According to Bloomberg’s ranking of sovereign debt vulnerability of countries to determine the highest default risk in 2022, Pakistan is at fourth position. The sovereign debt vulnerability ranking gives us insight into which countries are the most likely to default on their debt obligations. Pakistan has government bond yield standing at 16.8 percent, 5Y credit default swap spread of 1492 Bps, interest expense of 4.8 percent of GDP, and 71.3 percent of GDP is the government debt 2022.
Pakistan escaped a looming default as the International Monetary Fund (IMF) announced a staff-level agreement to extend the bailout package and increased it to $7 billion on Thursday, but the international community was not relenting in its pressure to keep Islamabad on track. Default risk will eventually go down with IMF loan renewal but still it is high.

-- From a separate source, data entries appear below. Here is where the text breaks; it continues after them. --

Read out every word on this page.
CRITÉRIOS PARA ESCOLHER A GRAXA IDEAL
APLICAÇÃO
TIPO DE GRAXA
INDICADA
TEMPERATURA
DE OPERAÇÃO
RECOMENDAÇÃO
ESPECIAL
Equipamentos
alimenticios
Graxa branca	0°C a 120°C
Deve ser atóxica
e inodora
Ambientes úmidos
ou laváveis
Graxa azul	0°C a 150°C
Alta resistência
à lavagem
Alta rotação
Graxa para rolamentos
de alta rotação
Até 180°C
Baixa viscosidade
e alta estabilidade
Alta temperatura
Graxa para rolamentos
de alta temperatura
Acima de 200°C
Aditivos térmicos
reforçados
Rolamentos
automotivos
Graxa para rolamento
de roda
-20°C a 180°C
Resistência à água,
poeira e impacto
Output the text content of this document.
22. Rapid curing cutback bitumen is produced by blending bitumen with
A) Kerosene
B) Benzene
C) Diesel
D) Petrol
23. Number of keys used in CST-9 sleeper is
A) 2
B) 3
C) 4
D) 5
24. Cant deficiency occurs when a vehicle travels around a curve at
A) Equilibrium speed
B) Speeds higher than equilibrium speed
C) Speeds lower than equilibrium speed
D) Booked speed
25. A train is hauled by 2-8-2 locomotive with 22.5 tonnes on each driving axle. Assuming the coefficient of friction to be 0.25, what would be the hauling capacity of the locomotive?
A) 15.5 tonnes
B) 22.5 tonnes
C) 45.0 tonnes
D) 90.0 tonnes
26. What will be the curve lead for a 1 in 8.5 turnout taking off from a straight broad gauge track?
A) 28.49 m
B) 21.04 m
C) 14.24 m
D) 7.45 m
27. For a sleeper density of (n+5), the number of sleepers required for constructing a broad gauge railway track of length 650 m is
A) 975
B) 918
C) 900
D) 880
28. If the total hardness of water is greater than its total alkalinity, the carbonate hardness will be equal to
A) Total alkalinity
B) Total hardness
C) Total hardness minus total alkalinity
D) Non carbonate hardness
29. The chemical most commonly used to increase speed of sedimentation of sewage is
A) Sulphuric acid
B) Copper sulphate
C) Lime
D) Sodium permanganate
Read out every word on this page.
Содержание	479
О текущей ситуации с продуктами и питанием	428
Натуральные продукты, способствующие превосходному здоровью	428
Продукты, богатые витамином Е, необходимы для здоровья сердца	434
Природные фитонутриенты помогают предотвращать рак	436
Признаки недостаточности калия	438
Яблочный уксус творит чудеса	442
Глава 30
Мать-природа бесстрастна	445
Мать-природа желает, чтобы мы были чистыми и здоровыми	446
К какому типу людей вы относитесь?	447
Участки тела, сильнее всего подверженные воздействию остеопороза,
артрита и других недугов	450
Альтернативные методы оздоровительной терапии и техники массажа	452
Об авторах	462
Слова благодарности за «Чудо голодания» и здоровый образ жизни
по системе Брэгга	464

Read more: Pakistan on the verge of bankruptcy
However, long-term sustainability lies in focusing on export growth in Pakistan. The exports from the country witnessed an increase of 25.51pc during the fiscal year 2021-22 as compared to the corresponding period of last year, Pakistan Bureau of Statistics (PBS) reported.
According to PBS data, the exports from the country were recorded at $31.760b during July-June (2021-22) against the exports of $25.304b recorded during July-June (2020-21), showing growth of 25.51pc.
On the other hand, amid heavy energy crisis in Pakistan and subsequent suspension of gas supply, 400 textile mills have been closed. Senior Vice-Chairman of All Pakistan Textile Mills Association (APTMA) Kamran Arshad at a press conference stated that a 26 per cent upsurge in the export of textiles during the fiscal year 2021-22 was made possible only due to the supply of energy at a regionally competitive tariff, stressing that a loss of almost USD 1 billion in exports has already been incurred.
Read more: 400 textile mills facing shutdown
There is a dire need to strengthen the export sector as it is a backbone of the economy through which stabilization at macro level can be achieved.
Moreover, Sri Lanka was the first nation to stop paying its foreign bondholders this year, burdened by unwieldy food and fuel costs that stoked protests and political chaos. Russia followed in June after it was sanctioned over the war in Ukraine.
Now, focus is turning to El Salvador, Ghana, Egypt, Tunisia and Pakistan — nations that Bloomberg Economics sees as vulnerable to default.